The pilot of the MiG-29 jet is said to have ejected, The Guardian reported.
Combat Aircraft magazine, which first reported the crash, said he was picked up by a Russian navy helicopter but there was no confirmation of his condition. It said wreckage of the aircraft was being also being recovered from the site.
The planes was one of four MiG-29 fighter-bombers on the Kuznetsov and if it is confirmed lost, it would detract from what was intended to be a display of Russian naval might in the Mediterranean in support of the Russian war effort in Syria.
There are also about a dozen Su-33 fighters on board that have recently been upgraded so they can carry out better-targeted strikes on targets on the ground.
According to Thomas Newdick of Combat Aircraft, some of those Su-33 planes carried out airstrikes on Monday, marking the first time aircraft from the Kuznetsov had taken part in bombing in Syria, and the first time the Kuznetsov has been in combat since its launch more than 30 years ago.

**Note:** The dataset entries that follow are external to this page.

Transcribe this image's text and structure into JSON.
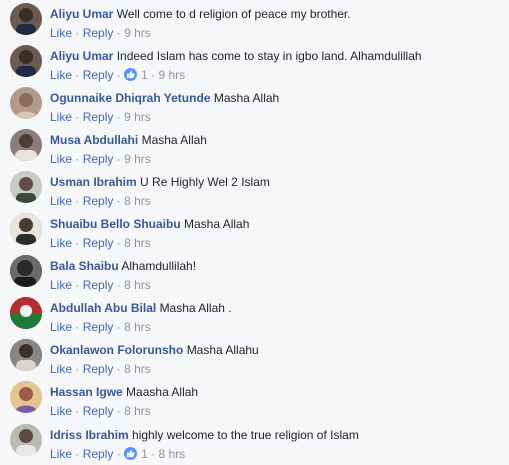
{
  "actions": {
    "like": "Like",
    "reply": "Reply",
    "separator": "·"
  },
  "comments": [
    {
      "author": "Aliyu Umar",
      "text": "Well come to d religion of peace my brother.",
      "likes": null,
      "time": "9 hrs",
      "avatar_color": "#6b5a4f"
    },
    {
      "author": "Aliyu Umar",
      "text": "Indeed Islam has come to stay in igbo land. Alhamdulillah",
      "likes": "1",
      "time": "9 hrs",
      "avatar_color": "#6b5a4f"
    },
    {
      "author": "Ogunnaike Dhiqrah Yetunde",
      "text": "Masha Allah",
      "likes": null,
      "time": "9 hrs",
      "avatar_color": "#b39a8a"
    },
    {
      "author": "Musa Abdullahi",
      "text": "Masha Allah",
      "likes": null,
      "time": "9 hrs",
      "avatar_color": "#8a7e7a"
    },
    {
      "author": "Usman Ibrahim",
      "text": "U Re Highly Wel 2 Islam",
      "likes": null,
      "time": "8 hrs",
      "avatar_color": "#9aa09a"
    },
    {
      "author": "Shuaibu Bello Shuaibu",
      "text": "Masha Allah",
      "likes": null,
      "time": "8 hrs",
      "avatar_color": "#7a6a5e"
    },
    {
      "author": "Bala Shaibu",
      "text": "Alhamdullilah!",
      "likes": null,
      "time": "8 hrs",
      "avatar_color": "#4a4a4a"
    },
    {
      "author": "Abdullah Abu Bilal",
      "text": "Masha Allah .",
      "likes": null,
      "time": "8 hrs",
      "avatar_color": "#a0282a"
    },
    {
      "author": "Okanlawon Folorunsho",
      "text": "Masha Allahu",
      "likes": null,
      "time": "8 hrs",
      "avatar_color": "#5d5552"
    },
    {
      "author": "Hassan Igwe",
      "text": "Maasha Allah",
      "likes": null,
      "time": "8 hrs",
      "avatar_color": "#c4a06a"
    },
    {
      "author": "Idriss Ibrahim",
      "text": "highly welcome to the true religion of Islam",
      "likes": "1",
      "time": "8 hrs",
      "avatar_color": "#9a9d93"
    }
  ]
}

Military officials briefed the Moscow press on the day of the US presidential election that a large-scale air offensive was imminent using cruise missiles, carrier and land based aircraft, but that onslaught never materialised. Diplomats in Washington suggested the announcement may have been intended to unsettle Americans as they went out to vote.
The loss of the plane would be a serious one for the Russia military.
The newly built MiG-29KUBR version is one of Russia’s most modern warplanes, and they are in short supply, as are pilots to fly them. Michael Kofman, of the Washington-based Center for Naval Analyses, said that by his estimate, the Kuznetsov now only has three MiG-29s left and only three pilots capable of flying them.
“This is bad publicity for what was supposed to be a show of capability,” Kofman said. “As many Russians feared, this could become an embarrassment.”